Again, the interesting point here is not so much the outcomes of the cases but the attitude of governments.

First, the Federal and Victorian governments were significantly late in conducting regular reviews of the RFAs. In fact, they missed the first one altogether. And, in playing ‘catch up’, they didn’t review the five Victorian agreements individually but rolled the reviews into one.

This creates a strong impression of initial neglect on both sides, followed by a scramble to get into compliance.

Second, rather than comply with the precautionary principle by undertaking serious on-ground monitoring work, VicForests relied on ‘desktop and other theoretical methods’ which the Court found to be flawed. In fact, the Court said that VicForests had prepared ‘defensive documents … suggesting VicForests felt obliged to have a policy addressing further protection for the Greater Glider, but was reluctant to implement it’.

Again, one is left with the strong impression that protecting the environment was far from the minds of those concerned.

Trust us on restoration

As I’ve written about the Environment Restoration Fund before, I’ll just recap briefly.

This $100m fund was announced in the 2019 Federal Budget, just before the election. The fund was presented as representing ‘practical environmental action’.

The government committed nearly 80% of the funds in the form of election commitments, ie. immediately, without calling for applications and without access to the usual expert advice about how to prioritise the spending for best environmental effect.

In other words, despite serious and ongoing environmental decline, the government’s ‘practical environmental action’ was, in reality, a pork barrel. When challenged about their approach in the Senate, the government’s main defence was that the Opposition did this sort of thing too.

So, who do ya trust?

I could go on, but in my view these two significant examples alone suggest strongly that governments, irrespective of political persuasion, or whether Federal or State, cannot be trusted to implement good environmental policy. Without ginger groups such as Friends of Leadbeater’s Possum to keep them honest, or Professor Samuel’s ‘independent cop on the beat’, they have a strong tendency to ‘talk the talk’ but not ‘walk the walk’.

The politics are just too hard.

With the RFA’s, I’m betting politicians still have an indelible memory of the timber trucks encircling Parliament House, like ‘Indians’ riding around the circled wagons in an old Western, even though this occurred more than 25 years ago. Once bitten, not just twice shy but pathologically averse to stirring up the timber industry.

With the ERF, the Morrison Government was widely expected to lose the 2019 election and perhaps this was an initiative born of desperation. The fact that it worked will only suffice as justification to the most rusted-on Coalition supporters. For the rest of us, it’s only helped to reinforce the widely held view that governments can’t be trusted.

So, while it’s possible that we’ll get a reasonable set of National Environmental Standards out of the current national environmental law review, because talk and even laws are cheap, it’s much less likely that governments would implement them effectively, if left to their own devices.

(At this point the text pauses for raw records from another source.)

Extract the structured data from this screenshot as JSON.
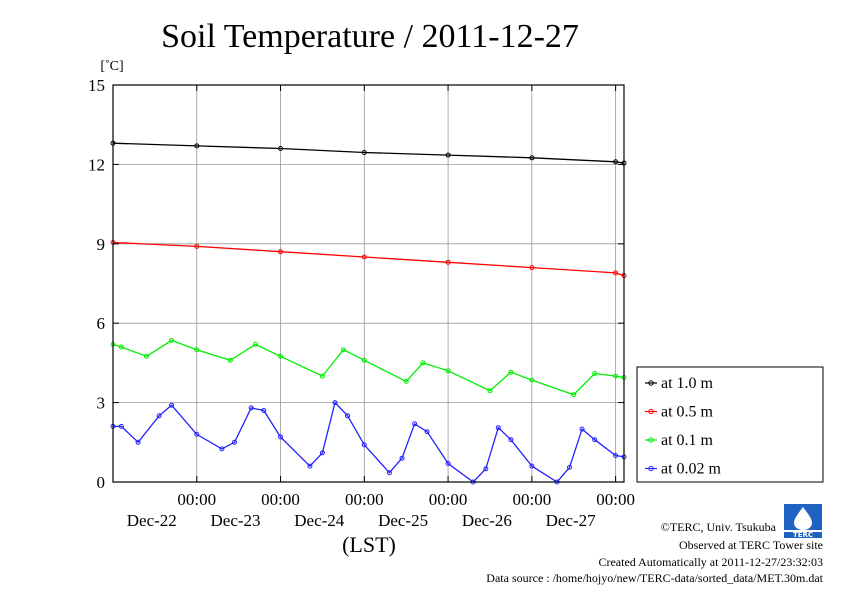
{
  "chart_data": {
    "type": "line",
    "title": "Soil Temperature / 2011-12-27",
    "unit_label": "[˚C]",
    "xlabel": "(LST)",
    "ylim": [
      0,
      15
    ],
    "yticks": [
      0,
      3,
      6,
      9,
      12,
      15
    ],
    "xlim_days": [
      0,
      6.1
    ],
    "xticks": [
      {
        "day": 1,
        "time": "00:00",
        "date": "Dec-22"
      },
      {
        "day": 2,
        "time": "00:00",
        "date": "Dec-23"
      },
      {
        "day": 3,
        "time": "00:00",
        "date": "Dec-24"
      },
      {
        "day": 4,
        "time": "00:00",
        "date": "Dec-25"
      },
      {
        "day": 5,
        "time": "00:00",
        "date": "Dec-26"
      },
      {
        "day": 6,
        "time": "00:00",
        "date": "Dec-27"
      }
    ],
    "grid": true,
    "legend_position": "right",
    "series": [
      {
        "name": "at 1.0 m",
        "color": "#000000",
        "x": [
          0,
          1,
          2,
          3,
          4,
          5,
          6,
          6.1
        ],
        "y": [
          12.8,
          12.7,
          12.6,
          12.45,
          12.35,
          12.25,
          12.1,
          12.05
        ]
      },
      {
        "name": "at 0.5 m",
        "color": "#ff0000",
        "x": [
          0,
          1,
          2,
          3,
          4,
          5,
          6,
          6.1
        ],
        "y": [
          9.05,
          8.9,
          8.7,
          8.5,
          8.3,
          8.1,
          7.9,
          7.8
        ]
      },
      {
        "name": "at 0.1 m",
        "color": "#00ee00",
        "x": [
          0,
          0.1,
          0.4,
          0.7,
          1.0,
          1.4,
          1.7,
          2.0,
          2.5,
          2.75,
          3.0,
          3.5,
          3.7,
          4.0,
          4.5,
          4.75,
          5.0,
          5.5,
          5.75,
          6.0,
          6.1
        ],
        "y": [
          5.2,
          5.1,
          4.75,
          5.35,
          5.0,
          4.6,
          5.2,
          4.75,
          4.0,
          5.0,
          4.6,
          3.8,
          4.5,
          4.2,
          3.45,
          4.15,
          3.85,
          3.3,
          4.1,
          4.0,
          3.95
        ]
      },
      {
        "name": "at 0.02 m",
        "color": "#2222ff",
        "x": [
          0,
          0.1,
          0.3,
          0.55,
          0.7,
          1.0,
          1.3,
          1.45,
          1.65,
          1.8,
          2.0,
          2.35,
          2.5,
          2.65,
          2.8,
          3.0,
          3.3,
          3.45,
          3.6,
          3.75,
          4.0,
          4.3,
          4.45,
          4.6,
          4.75,
          5.0,
          5.3,
          5.45,
          5.6,
          5.75,
          6.0,
          6.1
        ],
        "y": [
          2.1,
          2.1,
          1.5,
          2.5,
          2.9,
          1.8,
          1.25,
          1.5,
          2.8,
          2.7,
          1.7,
          0.6,
          1.1,
          3.0,
          2.5,
          1.4,
          0.35,
          0.9,
          2.2,
          1.9,
          0.7,
          0.0,
          0.5,
          2.05,
          1.6,
          0.6,
          0.0,
          0.55,
          2.0,
          1.6,
          1.0,
          0.95
        ]
      }
    ]
  },
  "logo": {
    "text": "TERC"
  },
  "footer": {
    "copyright": "©TERC, Univ. Tsukuba",
    "site": "Observed at TERC Tower site",
    "created": "Created Automatically at 2011-12-27/23:32:03",
    "source": "Data source : /home/hojyo/new/TERC-data/sorted_data/MET.30m.dat"
  }
}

Bring on Professor Samuel’s independent cop on the beat!

Image by Pixabay

*On appeal, the Full Federal Court said that the change was unnecessary and that, as a matter of interpretation, the original words only required the application of the agreed prescriptions and not the achievement of protection, but this is beside the point.

6 thoughts on “Trust us? Well let’s look at your record

  1. Another great post – “Once bitten, not just twice shy but pathologically averse” – yes. Is “trust” a binary concept that is lost and never regained. Does that enable any pathway forward. Perhaps we need to avoid the expectation that all are (or are not) worthy of our trust. We need to expect, repeatedly, people and agencies to be worthy of trust – and support people and agencies to meet that. Good points about the reporting failure – a sure way to help people behave.